第20話

海水浴を終えて、六人は岐路についた。遊び疲れた氷は電車のなかで船を漕いでいた。そして、いつの間にか結城の肩にもたれかかる。塩の香りに混ざって、彼女のシャンプーの香りが香った。その香りに、結城はドキドキする。


今日はずっと氷にドキドキされぱなしだった。


いつもとは違う場所に来ただけなのに、交際の予約をしただけなのに、氷の存在が気になって仕方がない。こういう感情にどういう名前をつけなければならないのかを知らないほどに子供ではないが、結城はロリコンではない。


今の氷には、心惹かれないはずなのだ。


あくまで、結城が心惹かれるのは未来の氷なのである。


今の氷にどきどきした今日の方がいろいろとおかしいのだ。


「今日は楽しかったですね」


 結城の内心を見透かしたように、里奈は尋ねる。


「兄さんたちも受験がはじまっちゃいますし。今後は、こういう機会ってどんどんすくなくなるんでしょうね」


 里奈の言葉に、結城ははっとする。


 たしかに、自分たちは受験生で今後は遊べる機会はもっと少なくなってしまうだろう。それでも、それで氷と会えなくなるのは寂しい。


「機会ぐらいは、いくらでも作るさ」


 結城はそう答えた。


 隣で眠る氷に誓うように。


「……約束ですよ」


 里奈は寂しそうにつぶやいた。


「こういうふうに遊ぶ機会がなくなったら、私も悲しいんですからね」


 里奈には、双子の兄がいる。


 家ではいつも騒がしいだろうが、やはり子供の一年の差は大きい。ましてや、里奈は女の子である。稀に兄たちとの間に疎外感を感じることもあるのだと言う。だから、今回のような遊びの機械はぜひとも続けてほしいとのことだった。

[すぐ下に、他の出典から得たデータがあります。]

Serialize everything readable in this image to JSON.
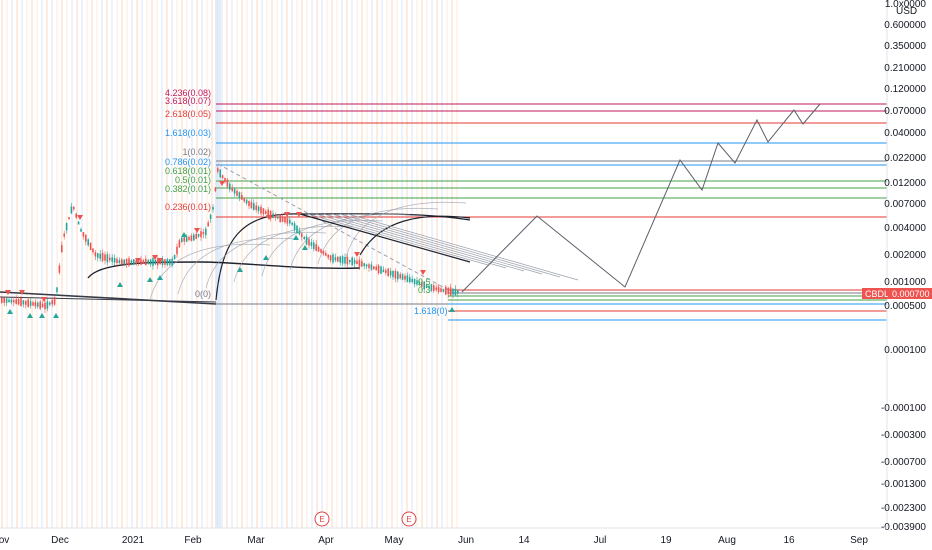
{
  "chart_data": {
    "type": "candlestick",
    "symbol": "CBDL",
    "currency": "USD",
    "last_price": "0.000700",
    "scale": "log",
    "y_labels": [
      "1.0x0000",
      "0.600000",
      "0.350000",
      "0.210000",
      "0.120000",
      "0.070000",
      "0.040000",
      "0.022000",
      "0.012000",
      "0.007000",
      "0.004000",
      "0.002000",
      "0.001000",
      "0.000500",
      "0.000100",
      "-0.000100",
      "-0.000300",
      "-0.000700",
      "-0.001300",
      "-0.002300",
      "-0.003900"
    ],
    "x_labels": [
      "ov",
      "Dec",
      "2021",
      "Feb",
      "Mar",
      "Apr",
      "May",
      "Jun",
      "14",
      "Jul",
      "19",
      "Aug",
      "16",
      "Sep"
    ],
    "fib_upper": [
      "4.236(0.08)",
      "3.618(0.07)",
      "2.618(0.05)",
      "1.618(0.03)",
      "1(0.02)",
      "0.786(0.02)",
      "0.618(0.01)",
      "0.5(0.01)",
      "0.382(0.01)",
      "0.236(0.01)",
      "0(0)"
    ],
    "fib_lower": [
      "0.5",
      "0.3",
      "1.618(0)"
    ],
    "events": [
      "E",
      "E"
    ]
  },
  "colors": {
    "up": "#26a69a",
    "down": "#ef5350",
    "fib_red": "#e53935",
    "fib_blue": "#2196f3",
    "fib_green": "#43a047",
    "fib_gray": "#787b86",
    "fib_magenta": "#c2185b",
    "badge": "#ef5350",
    "projection": "#5d606b"
  }
}
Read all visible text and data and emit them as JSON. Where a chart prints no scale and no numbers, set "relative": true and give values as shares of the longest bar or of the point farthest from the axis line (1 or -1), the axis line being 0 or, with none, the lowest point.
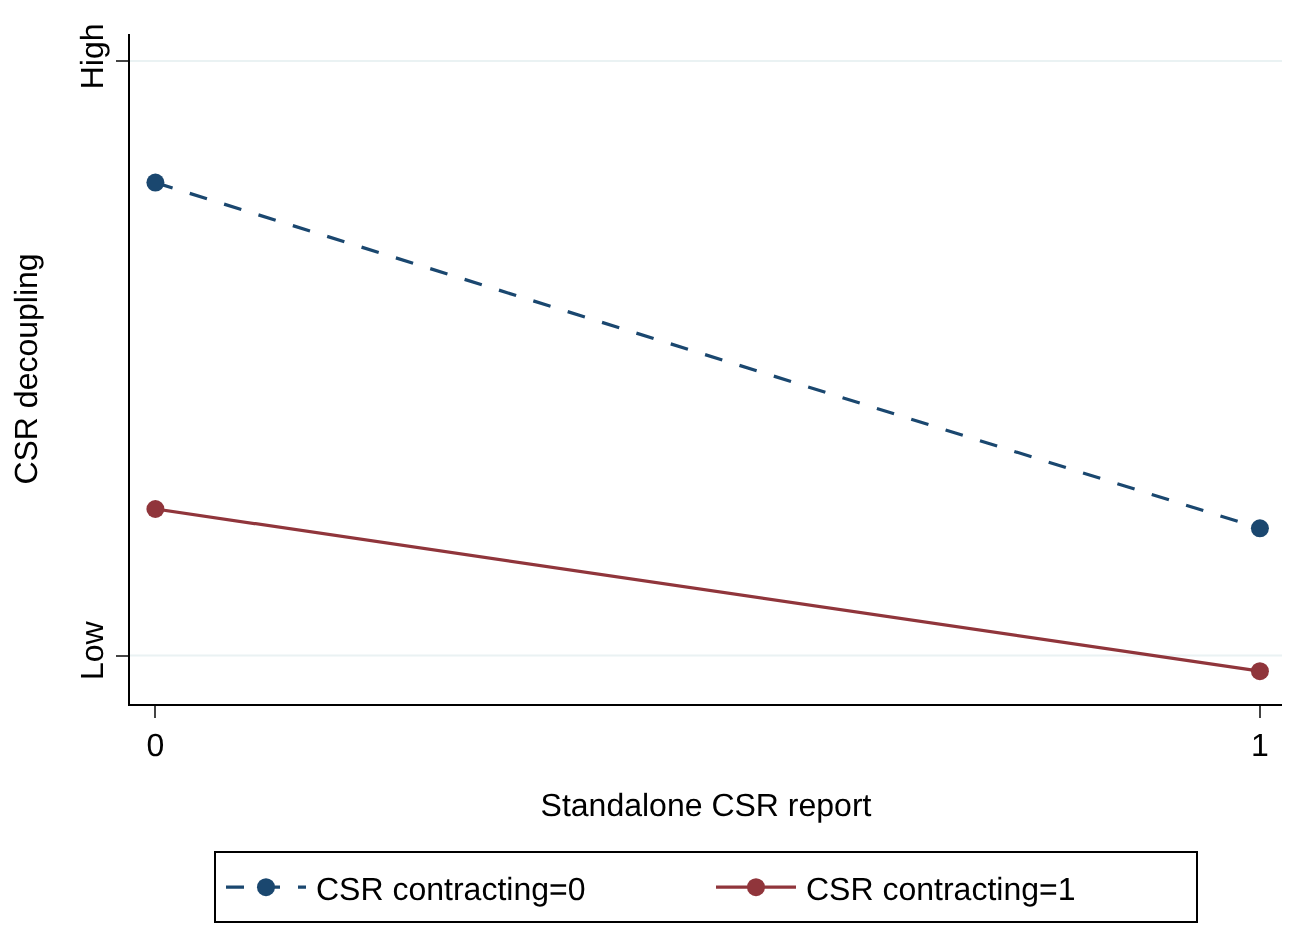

「夏休みが終わったら文化祭がありますね。氷ちゃんのところも似たようなお祭りがあるかもしれないですし、聞いてみましょうか?秋が楽しみですね。ふふっ、去年は未来が全然楽しみじゃなかったのに、なんか不思議です」


 それは結城も同じだった。

 未来が陰鬱だったというわけではないが、今のように明確な楽しみがない生活ではあった。それが氷と共にいるだけでこんなにも違った。


「なんのお話をしてるんですか?」


 氷が目を覚ますと、秋についての話をしていることを説明した。氷は「それなら、私の学校はバザーをやるんです」と言った。


「私たちも出店を作るんですけど、結城さんたちもぜひいらっしゃってください」


 氷の言葉に、結城はもちろんと答えた。